People are living longer. Health care costs for the frailest seniors are eating up family estates. Their reliance on others to feed and care for them and their finances can put more elderly at risk of financial or physical abuse by the caretakers they depend on.

The shaky economy adds to the volatility as more adult children lose their jobs and see their retirement savings and home equities dwindle while debts mount.

Despite the downturn, more than $20 trillion will be transferred to heirs in the next 50 years — the largest transfer of wealth in U.S. history, according to the Center on Wealth and Philanthropy at Boston College.

“Boomers took risks, and they have a high lifestyle,” Kotzer says. “The housing market went down. The (stock) market went down. A lot of these Boomers have been laid off. Where’s the money coming from?”  the prospect of an inheritance stirs a cauldron of emotions — not always heartwarming.

Eileen Zenker, director of client services at SeniorBridge, a national care management company, says it’s common for children who are faced with costly care for their parents to react this way: “I’m watching my inheritance go down the drain.”

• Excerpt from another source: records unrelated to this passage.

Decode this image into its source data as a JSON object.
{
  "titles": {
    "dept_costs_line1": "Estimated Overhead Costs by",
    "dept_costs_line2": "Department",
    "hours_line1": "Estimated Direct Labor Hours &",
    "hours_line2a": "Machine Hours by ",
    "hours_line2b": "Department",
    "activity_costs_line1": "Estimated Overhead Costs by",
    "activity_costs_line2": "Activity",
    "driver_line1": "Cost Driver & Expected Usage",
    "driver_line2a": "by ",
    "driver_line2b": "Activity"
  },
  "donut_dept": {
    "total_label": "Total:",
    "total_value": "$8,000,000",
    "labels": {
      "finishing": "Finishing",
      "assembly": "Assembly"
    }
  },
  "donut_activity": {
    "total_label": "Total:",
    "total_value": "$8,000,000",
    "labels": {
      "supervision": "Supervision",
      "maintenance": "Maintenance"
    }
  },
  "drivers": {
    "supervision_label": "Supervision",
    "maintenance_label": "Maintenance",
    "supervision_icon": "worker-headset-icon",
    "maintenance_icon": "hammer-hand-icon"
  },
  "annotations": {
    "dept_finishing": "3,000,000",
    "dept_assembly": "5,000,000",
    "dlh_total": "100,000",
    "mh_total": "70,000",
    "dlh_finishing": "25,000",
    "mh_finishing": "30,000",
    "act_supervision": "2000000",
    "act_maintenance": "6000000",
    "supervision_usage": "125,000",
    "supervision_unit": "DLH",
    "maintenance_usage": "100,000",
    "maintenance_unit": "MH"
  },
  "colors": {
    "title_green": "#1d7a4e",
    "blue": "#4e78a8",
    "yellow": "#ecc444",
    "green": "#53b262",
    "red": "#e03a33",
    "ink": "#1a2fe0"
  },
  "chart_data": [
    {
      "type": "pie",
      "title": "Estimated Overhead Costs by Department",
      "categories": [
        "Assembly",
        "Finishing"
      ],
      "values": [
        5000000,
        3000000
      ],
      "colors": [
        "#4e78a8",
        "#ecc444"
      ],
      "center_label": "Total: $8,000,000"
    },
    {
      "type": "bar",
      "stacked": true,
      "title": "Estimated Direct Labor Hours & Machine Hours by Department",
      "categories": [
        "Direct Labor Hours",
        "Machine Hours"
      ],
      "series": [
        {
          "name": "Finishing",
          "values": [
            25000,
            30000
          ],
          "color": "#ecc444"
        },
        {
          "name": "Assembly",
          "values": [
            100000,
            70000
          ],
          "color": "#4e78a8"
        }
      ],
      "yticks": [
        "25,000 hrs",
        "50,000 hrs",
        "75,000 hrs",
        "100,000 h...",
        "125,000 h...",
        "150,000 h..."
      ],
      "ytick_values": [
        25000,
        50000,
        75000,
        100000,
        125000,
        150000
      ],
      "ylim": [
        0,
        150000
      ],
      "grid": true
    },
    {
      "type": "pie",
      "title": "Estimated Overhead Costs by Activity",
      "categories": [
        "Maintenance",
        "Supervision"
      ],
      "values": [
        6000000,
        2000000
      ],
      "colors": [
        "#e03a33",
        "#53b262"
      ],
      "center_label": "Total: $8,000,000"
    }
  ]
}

And parents who are in their second marriage have another worry. They need to make sure their children and not their stepchildren inherit their assets. Family feuds over inheritance are as old as the Bible (Jacob tricked his twin brother Esau out of his birthright and their father’s blessing.), and they can multiply in blended families.

There are ex-wives and ex-husbands, children and stepchildren, parents and stepparents. More than half of all first marriages end in divorce and about 75% of divorced people will marry again, according to the National Step family Resource Center. About 65% of these unions will include children from previous marriages. More than 40% of American adults have at least one step-relative, according to a Pew Research Center study earlier this year.